La amenaza era real, Elesinyë lo sabía, pero ¿Qué palabra le había dado a su padre? ¿Quién era aquella Amarië que era capaz de provocar tales reacciones en Serkendil? Por una vez Elesinyë se tragó su orgullo pues su curiosidad era mayor, especialmente en lo referente a Amarië… no podía evitar sentir una sensación extraña cada vez que Serkendil mostraba tanta preocupación y dedicación a aquella persona…

- Quiero ayudarte

La simpleza y la naturalidad con que Elesinyë pronunció aquellas dos palabras bloquearon a Serkendil, que se quedó mudo y mirándola incrédulo, lo más lógico habría sido que Elesinyë respondiera gritando, como solía hacer, o incluso marchándose ofendida… pero no aquella.

Escrito el 23-06-2008 18:37 #5

Había muchas razones para hacerlo. Tantas que apenas podía ordenarlas en su cabeza. Muchas razones que debería esconder. Por un momento sintió la ira crecer en su interior, y consideró la opción de marcharse. Serkendil podía, en muchas ocasiones, mostrarse abiertamente irónico, y ser extremadamente molesto. Pero no solía en modo alguno manifestarse en explosiones de carácter como aquella.

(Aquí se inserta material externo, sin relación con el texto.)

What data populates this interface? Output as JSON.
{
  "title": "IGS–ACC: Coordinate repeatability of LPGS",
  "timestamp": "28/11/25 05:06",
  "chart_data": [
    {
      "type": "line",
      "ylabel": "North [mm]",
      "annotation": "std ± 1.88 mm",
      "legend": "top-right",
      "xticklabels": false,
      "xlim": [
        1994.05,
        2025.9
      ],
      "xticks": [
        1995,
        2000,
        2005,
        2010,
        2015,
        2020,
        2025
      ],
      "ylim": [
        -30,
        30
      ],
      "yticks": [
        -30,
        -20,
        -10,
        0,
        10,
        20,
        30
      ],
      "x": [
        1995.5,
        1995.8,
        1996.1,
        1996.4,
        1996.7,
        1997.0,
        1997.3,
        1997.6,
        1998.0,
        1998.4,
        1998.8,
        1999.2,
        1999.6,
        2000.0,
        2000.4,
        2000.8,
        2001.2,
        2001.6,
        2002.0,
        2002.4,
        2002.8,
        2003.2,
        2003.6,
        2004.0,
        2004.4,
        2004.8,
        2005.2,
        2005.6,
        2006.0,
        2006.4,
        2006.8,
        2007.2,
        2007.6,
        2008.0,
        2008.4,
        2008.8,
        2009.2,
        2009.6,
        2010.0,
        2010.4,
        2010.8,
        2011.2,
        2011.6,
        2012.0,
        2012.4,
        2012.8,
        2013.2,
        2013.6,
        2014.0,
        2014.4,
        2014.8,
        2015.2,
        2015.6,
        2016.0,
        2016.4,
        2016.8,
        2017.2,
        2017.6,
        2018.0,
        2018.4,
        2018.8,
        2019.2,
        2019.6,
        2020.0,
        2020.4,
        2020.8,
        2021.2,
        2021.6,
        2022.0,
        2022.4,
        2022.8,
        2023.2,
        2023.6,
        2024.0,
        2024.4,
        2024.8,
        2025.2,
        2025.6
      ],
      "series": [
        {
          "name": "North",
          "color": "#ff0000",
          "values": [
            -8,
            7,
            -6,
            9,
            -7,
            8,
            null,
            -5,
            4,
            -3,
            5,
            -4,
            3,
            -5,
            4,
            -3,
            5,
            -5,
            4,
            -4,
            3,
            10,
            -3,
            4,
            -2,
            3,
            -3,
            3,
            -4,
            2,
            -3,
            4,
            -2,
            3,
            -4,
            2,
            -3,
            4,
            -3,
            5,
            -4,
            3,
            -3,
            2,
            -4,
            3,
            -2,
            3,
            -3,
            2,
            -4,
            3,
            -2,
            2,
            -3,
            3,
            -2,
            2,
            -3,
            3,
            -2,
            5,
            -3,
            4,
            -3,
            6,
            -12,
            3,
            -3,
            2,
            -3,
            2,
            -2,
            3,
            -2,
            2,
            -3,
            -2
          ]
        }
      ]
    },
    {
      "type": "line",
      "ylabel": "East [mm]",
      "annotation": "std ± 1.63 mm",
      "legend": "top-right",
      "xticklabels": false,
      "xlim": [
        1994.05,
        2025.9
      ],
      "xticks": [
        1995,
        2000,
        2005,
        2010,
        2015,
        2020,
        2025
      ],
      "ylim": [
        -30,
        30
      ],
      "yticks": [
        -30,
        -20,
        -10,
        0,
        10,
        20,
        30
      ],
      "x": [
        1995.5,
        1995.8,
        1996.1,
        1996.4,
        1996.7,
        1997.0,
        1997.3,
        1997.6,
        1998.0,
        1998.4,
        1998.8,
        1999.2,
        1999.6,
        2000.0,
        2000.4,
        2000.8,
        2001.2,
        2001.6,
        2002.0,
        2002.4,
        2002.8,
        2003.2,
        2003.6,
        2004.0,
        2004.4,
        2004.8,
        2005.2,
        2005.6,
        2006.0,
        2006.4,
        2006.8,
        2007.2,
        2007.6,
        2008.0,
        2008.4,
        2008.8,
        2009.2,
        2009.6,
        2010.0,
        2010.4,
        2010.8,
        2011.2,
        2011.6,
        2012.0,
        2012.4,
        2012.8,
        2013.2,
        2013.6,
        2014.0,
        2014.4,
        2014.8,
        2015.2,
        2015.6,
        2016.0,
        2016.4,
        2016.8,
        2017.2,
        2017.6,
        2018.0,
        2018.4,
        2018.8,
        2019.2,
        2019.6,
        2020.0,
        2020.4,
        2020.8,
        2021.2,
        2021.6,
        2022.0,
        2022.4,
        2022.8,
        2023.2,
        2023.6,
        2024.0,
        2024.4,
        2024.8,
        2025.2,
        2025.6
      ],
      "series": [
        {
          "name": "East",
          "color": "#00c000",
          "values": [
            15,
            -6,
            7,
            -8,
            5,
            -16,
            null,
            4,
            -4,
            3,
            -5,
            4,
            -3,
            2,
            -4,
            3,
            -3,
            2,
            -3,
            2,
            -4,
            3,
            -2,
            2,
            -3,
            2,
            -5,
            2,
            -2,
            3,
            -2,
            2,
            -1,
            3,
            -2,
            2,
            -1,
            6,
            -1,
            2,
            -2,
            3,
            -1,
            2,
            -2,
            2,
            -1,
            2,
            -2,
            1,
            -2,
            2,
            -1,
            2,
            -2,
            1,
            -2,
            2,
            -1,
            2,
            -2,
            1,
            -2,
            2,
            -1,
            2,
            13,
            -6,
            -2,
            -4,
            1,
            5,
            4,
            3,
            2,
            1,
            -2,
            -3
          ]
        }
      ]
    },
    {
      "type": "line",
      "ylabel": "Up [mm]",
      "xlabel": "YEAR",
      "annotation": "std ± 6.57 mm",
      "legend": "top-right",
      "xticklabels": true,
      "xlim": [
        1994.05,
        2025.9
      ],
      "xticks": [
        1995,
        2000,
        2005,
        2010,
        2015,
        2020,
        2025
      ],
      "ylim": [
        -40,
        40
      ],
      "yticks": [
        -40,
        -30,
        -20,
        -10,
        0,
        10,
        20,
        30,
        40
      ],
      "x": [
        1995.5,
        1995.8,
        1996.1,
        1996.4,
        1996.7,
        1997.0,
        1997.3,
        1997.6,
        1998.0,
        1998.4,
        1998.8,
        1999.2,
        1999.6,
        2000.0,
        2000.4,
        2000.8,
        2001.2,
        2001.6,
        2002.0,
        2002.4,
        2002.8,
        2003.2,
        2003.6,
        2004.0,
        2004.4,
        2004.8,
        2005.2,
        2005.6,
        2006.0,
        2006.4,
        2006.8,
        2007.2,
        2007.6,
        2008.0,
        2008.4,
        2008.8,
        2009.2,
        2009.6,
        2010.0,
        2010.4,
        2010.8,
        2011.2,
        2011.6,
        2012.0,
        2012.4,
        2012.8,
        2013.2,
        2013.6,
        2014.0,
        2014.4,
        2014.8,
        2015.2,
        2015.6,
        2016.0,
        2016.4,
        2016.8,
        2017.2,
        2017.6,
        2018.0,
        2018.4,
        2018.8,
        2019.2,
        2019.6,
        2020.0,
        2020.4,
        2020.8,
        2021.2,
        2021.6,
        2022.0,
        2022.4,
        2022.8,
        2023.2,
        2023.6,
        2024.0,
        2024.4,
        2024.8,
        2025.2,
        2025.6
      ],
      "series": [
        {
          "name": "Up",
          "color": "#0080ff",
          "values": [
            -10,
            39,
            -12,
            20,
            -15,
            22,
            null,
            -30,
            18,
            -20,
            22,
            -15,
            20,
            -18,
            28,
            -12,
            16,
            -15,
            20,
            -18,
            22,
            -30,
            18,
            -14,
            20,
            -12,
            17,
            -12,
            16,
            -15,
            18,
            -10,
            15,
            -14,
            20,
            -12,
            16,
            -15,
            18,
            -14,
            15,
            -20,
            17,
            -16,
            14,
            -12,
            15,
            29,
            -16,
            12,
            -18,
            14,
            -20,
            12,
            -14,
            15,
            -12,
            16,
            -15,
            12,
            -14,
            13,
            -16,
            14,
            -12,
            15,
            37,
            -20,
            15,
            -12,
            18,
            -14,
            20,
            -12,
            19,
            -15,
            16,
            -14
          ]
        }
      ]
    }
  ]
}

Sin duda esa era la señal más evidente de lo afectado que se encontraba por la muerte de Annael, pero eso no significaba, en modo alguno, que ella aceptara sus palabras. Y mucho menos sus amenazas de muerte. Si creía acaso que aquella sería una tarea fácil, estaba muy equivocado.

Le ayudaría, sí. Se tragaría el odio y el rencor que sentía hacia él en aquél momento. Lo haría, porque ese era el único modo que tenía de informarse de lo que estaba ocurriendo. Lo haría, porque todo aquello que fuera en contra de Engrel le proporcionaba una enorme satisfacción.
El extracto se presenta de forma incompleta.